Long before last Thursday, when he became the 2,288th person (and the first critic) to receive a star on the Hollywood Walk of Fame, Roger Ebert was already a veritable institution. His reviews, essays and interviews for the Chicago Sun-Times — models of journalistic lucidity and wit — are syndicated to more than 200 newspapers worldwide and collected annually in a best-selling anthology. For 30 years, he has co-hosted the weekly television program presently known as Ebert & Roeper. And for the past seven years, he has even had a film festival to call his very own, in none other than his hometown of Champaign-Urbana, Illinois. Then, something truly remarkable happened. On the occasion of the Walk of Fame ceremony, seven of the major Hollywood studios placed ads in Variety congratulating Ebert on his honor — proof that, unlikely as it seems, a critic can earn the respect of the very people he is wont to criticize. But as with many institutions, one crucial detail risks getting lost amid the celebratory hoo-ha: Roger Ebert is very, very good at what he does.

"I wouldn’t be here without you, Roger. You are one of those who put me on the map." Powerful words, particularly when they’re spoken by the great German director Werner Herzog (Aguirre, Fitzcarraldo), who was but one of a host of celebrity speakers including character actor Scott Wilson, legendary cinematographer Haskell Wexler and, somewhat oddly, Tony Danza — evidently an old schoolmate of Ebert’s wife, Chaz. (Among those notable personages merely hanging out in the crowd: actors Joe Mantegna and Virginia Madsen; critics Todd McCarthy and Manohla Dargis; producers Tom Luddy and Jan Sharpe; and Milos Stehlik, whose Chicago-based Facets Multimedia is, to my knowledge, the greatest video store on planet Earth.)
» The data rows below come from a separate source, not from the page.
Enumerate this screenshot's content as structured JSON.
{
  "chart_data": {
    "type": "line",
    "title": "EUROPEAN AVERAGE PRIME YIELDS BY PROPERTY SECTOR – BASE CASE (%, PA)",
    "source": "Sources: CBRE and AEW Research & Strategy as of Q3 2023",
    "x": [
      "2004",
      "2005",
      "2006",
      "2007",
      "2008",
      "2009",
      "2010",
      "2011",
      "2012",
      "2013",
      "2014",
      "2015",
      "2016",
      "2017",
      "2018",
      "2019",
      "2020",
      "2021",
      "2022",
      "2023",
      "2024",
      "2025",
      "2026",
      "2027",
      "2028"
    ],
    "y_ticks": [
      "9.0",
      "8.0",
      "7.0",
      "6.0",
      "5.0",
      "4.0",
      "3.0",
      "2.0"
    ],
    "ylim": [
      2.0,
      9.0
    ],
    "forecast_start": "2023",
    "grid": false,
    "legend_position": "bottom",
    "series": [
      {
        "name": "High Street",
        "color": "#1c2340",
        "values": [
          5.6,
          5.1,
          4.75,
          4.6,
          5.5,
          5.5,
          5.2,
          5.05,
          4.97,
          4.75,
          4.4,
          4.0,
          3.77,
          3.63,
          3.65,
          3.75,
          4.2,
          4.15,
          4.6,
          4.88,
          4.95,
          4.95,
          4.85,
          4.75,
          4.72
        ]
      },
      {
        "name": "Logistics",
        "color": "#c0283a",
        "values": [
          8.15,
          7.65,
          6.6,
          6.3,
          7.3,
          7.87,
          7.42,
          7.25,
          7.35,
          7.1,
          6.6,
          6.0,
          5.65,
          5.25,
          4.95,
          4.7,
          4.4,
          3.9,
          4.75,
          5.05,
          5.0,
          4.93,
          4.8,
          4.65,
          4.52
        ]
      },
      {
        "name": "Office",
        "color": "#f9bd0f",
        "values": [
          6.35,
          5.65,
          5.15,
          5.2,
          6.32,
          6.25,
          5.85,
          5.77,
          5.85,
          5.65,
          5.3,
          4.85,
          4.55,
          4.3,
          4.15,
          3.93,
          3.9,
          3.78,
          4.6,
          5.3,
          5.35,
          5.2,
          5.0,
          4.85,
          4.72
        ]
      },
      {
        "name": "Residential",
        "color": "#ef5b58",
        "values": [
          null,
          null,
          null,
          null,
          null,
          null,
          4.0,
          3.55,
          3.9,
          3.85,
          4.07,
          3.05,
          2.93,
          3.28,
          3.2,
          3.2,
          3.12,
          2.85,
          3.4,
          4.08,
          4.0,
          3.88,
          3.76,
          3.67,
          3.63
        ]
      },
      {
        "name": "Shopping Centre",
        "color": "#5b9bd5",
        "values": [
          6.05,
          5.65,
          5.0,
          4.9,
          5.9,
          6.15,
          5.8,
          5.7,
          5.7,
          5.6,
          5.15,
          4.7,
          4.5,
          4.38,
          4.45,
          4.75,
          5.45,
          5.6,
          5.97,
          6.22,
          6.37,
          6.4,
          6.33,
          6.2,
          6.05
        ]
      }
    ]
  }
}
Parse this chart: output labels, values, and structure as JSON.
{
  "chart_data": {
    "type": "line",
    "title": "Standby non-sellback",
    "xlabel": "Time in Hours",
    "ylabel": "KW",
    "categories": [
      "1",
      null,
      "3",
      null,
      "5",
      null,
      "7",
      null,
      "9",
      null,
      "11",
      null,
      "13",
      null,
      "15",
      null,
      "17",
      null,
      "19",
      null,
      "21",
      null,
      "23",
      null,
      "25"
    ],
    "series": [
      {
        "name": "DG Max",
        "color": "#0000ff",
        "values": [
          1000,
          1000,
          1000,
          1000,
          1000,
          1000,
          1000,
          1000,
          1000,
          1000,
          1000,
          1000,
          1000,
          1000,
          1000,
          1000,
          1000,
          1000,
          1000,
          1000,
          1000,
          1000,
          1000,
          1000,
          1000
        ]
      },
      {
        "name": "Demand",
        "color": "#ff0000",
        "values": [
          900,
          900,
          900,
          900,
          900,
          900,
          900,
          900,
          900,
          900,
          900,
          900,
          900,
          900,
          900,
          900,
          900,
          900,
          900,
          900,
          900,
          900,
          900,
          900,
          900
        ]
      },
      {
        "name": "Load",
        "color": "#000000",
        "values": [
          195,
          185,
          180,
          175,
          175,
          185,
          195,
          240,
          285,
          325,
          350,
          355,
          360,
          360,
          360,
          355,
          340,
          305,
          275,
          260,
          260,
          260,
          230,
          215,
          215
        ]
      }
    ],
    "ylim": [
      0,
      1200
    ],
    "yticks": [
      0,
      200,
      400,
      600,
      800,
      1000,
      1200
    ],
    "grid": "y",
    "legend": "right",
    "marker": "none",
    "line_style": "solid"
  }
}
No less resonant than Herzog’s remarks, however, were those made to me following the ceremony by Denise McGowan, a Chicagoland schoolteacher whose husband is one of the financial backers of Ebert’s festival. By her own admission, McGowan is hardly a Hollywood insider — "I keep wishing we had bought some new clothes for this trip," she lamented. "We look so Midwestern!" But as I quickly discovered, McGowan is a lot more film savvy than she lets on, and she credits Ebert’s reviews with alerting her to two of her favorite recent films: the Italian romantic comedy Bread and Tulips and the Sundance favorite The Station Agent. Those titles may not seem obscure to the festival-seasoned cinephile for whom Hou Hsiao-Hsien is as much a household name as Steven Spielberg, but at a moment when attendance for specialized films has declined just as precipitously (if not more so) as that for Hollywood blockbusters, it is no small thing that Ebert’s heavily insured pollex continues to point the way for those moviegoers who may not place Film Comment at the top of their bedside reading. In a way, the title of his film festival says it all: Overlooked, so named not for the hotel of The Shining fame, but for those films of merit that, far too often, slip through the cracks.

In 2003, I had the good fortune to attend the Overlooked (or the Ebertfest, as it is also known). It was an annus mirabilis that included a cast-and-crew reunion screening of The Right Stuff; an appearance by Dow Mossman, the long-lost novelist who was the subject of the documentary Stone Reader; and a visit by the French director Bertrand Tavernier, who celebrated his 62nd birthday onstage following a screening of his brilliant policier, L.627. But what I remember most of all is the sight of 1,500 enthusiastic moviegoers cramming over and over again into the Virginia theater — a striking movie palace located on the University of Illinois campus — and of Ebert himself, who rose daily at dawn, introduced each film screening, sat through each film with the audience, discussed each film afterward with the filmmakers and then, around midnight, adjourned to an all-night diner to hold court with whoever wanted to come for another couple of hours. Then, the next day, he did the same thing all over again. The prior year, it was said, he’d fallen and broken his arm on one of the festival’s first days, but, save for a few hours in the E.R., hadn’t skipped a beat. I wish I could say I find that hard to believe.